Sheldon, a communications major at the University who went on to receive a master of professional writing from Carnegie Mellon, spent two years traveling the world with a friend making three-minute videos that told inspirational stories from India, Nepal, Iceland, Palestine and other countries. “That was almost our film school by fire,” he says.
Sheldon then started a company, Xeno Productions, that makes short videos for hotels and other corporate clients.
But his true passion is long-form storytelling, and when his wife received a “career grant” in early 2016 they decided to dive deep into the opioid crisis, since both are from West Virginia.
For nearly a year, they worked on the documentary, doing all the shooting and editing themselves. Eventually, the Center for Investigative Reporting, which was looking for short films about women making change, funded the rest of the production. Netflix stepped in near the end of the process and is the distributor.
Sheldon says Netflix’s involvement certainly didn’t hurt their chances of receiving an Oscar nomination. “They definitely have a little more clout and push to get your name out there,” he says.
Harrowing, but hopeful
It doesn’t take long for viewers of the documentary to understand the magnitude of the opioid problem in West Virginia. Within 30 seconds, the Cabell County fire chief has responded to a fatal overdose in the bathroom of a pizza restaurant. “They have sort of been descended upon by the national media, because their overdose numbers are so high and so shocking,” Sheldon says.
The overdose death rate in Huntington, a caption in the film explains, is “10 times the national average.” At one point in the film, a first responder going over his monthly calendar tallies up that he has responded to 27 overdoses in a two-month span.
“The opioid epidemic is everywhere but especially is pretty intense in Appalachia,” Sheldon says.
The couple set out to find an interesting angle from which to tell the story. They decided to focus on three women on the front lines: Jan Rader, fire chief of Cabell County; Patricia Keller, family-court judge; and Necia Freeman, a volunteer who provides food and clothing to prostitutes in Huntington.
“They were all three great examples of what the individual can do to help curb the issue in their own ways, small and large,” Sheldon says.
Each woman takes a compassionate-but-firm stance, showing empathy while holding people accountable. The scenes are candid and can be brutal – “We wanted to tell a story that’s truthful and honest,” Sheldon says – but the film is ultimately somewhat uplifting.
“Obviously it’s kind of bleak and tough, but they themselves, because of their empathy, because of their work each and every day, they show a very hopeful angle to this problem,” he says.

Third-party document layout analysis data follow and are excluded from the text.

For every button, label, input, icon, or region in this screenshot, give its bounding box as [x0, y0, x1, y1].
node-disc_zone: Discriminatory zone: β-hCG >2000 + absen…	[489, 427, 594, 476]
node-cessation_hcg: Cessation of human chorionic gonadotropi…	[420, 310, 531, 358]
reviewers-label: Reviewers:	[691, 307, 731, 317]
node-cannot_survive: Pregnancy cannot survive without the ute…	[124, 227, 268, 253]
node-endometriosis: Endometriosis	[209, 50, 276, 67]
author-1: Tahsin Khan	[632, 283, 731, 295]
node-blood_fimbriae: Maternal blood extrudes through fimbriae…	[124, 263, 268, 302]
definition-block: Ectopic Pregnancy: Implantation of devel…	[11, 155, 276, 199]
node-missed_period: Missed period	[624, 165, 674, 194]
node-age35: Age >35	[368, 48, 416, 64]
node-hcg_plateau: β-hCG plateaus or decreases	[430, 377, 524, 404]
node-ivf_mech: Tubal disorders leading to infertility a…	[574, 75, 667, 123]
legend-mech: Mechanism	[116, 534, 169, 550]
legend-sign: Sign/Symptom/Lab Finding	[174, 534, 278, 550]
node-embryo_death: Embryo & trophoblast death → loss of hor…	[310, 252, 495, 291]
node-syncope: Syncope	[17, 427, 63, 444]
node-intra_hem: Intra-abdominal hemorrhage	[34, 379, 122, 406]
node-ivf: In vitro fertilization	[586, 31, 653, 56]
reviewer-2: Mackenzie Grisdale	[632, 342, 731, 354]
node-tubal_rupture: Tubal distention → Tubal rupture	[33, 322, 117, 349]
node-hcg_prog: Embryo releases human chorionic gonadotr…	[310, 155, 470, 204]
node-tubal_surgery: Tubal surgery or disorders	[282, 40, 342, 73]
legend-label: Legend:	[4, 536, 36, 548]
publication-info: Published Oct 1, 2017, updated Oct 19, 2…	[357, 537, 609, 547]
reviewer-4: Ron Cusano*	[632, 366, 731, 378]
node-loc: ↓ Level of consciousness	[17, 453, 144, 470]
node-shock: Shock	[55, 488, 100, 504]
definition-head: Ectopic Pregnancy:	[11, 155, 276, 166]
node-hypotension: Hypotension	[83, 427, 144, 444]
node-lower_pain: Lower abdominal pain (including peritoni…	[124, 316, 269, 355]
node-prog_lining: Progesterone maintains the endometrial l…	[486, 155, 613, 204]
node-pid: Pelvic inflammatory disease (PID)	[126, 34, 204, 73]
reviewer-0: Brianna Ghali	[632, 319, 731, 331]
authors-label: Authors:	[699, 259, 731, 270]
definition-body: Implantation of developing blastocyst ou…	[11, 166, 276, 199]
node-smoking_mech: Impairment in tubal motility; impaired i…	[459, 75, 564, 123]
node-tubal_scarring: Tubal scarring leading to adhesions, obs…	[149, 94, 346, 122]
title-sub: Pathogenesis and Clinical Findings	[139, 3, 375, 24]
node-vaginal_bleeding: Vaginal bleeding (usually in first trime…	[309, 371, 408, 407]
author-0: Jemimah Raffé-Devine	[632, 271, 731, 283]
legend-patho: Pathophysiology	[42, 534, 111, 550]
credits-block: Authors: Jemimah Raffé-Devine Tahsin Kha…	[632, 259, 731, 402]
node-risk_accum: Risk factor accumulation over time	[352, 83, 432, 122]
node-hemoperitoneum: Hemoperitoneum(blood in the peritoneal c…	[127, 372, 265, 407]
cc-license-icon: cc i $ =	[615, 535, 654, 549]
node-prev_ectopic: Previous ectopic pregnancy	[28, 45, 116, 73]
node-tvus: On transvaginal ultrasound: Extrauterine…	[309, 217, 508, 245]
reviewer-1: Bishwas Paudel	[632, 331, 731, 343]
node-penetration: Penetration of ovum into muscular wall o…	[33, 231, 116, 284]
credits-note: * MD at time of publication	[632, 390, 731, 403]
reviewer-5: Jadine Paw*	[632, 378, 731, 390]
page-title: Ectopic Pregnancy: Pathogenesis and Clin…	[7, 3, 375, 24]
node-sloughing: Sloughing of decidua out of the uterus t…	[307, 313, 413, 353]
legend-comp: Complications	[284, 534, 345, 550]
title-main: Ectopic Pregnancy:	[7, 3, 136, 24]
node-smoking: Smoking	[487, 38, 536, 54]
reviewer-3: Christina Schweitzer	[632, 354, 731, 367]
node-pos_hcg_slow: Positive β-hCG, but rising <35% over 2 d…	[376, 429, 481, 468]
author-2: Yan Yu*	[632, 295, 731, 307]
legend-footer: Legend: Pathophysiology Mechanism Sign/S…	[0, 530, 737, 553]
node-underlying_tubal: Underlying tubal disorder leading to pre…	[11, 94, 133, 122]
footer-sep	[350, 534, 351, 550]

After cutting his teeth making videos under eight minutes in length, Sheldon found it satisfying to put together a longer documentary. “I don’t think that we ever thought that it was awards material,” he says. “We were just happy that we had completed something of that substance.”
Sheldon has certainly been bitten by the documentary bug. While filming “Heroin(e),” the Sheldons were simultaneously working on a feature-length documentary about four heroin addicts in an experimental farm-based rehabilitation program. That film, “Recovery Boys,” is available now on Netflix and has gotten good reviews. Sheldon is also working on a documentary about professional boxers in Appalachia.
“I'm planning on the boxing film being a feature-length documentary as well,” he says. “We have a couple of other projects in the pipeline as well, so we’ll see if they turn into something larger as we move along. I’m a huge fan of the 35- to 40-minute documentary length. I think it’s one of the best lengths for most documentary subjects and allows ample time for screening and discussions.”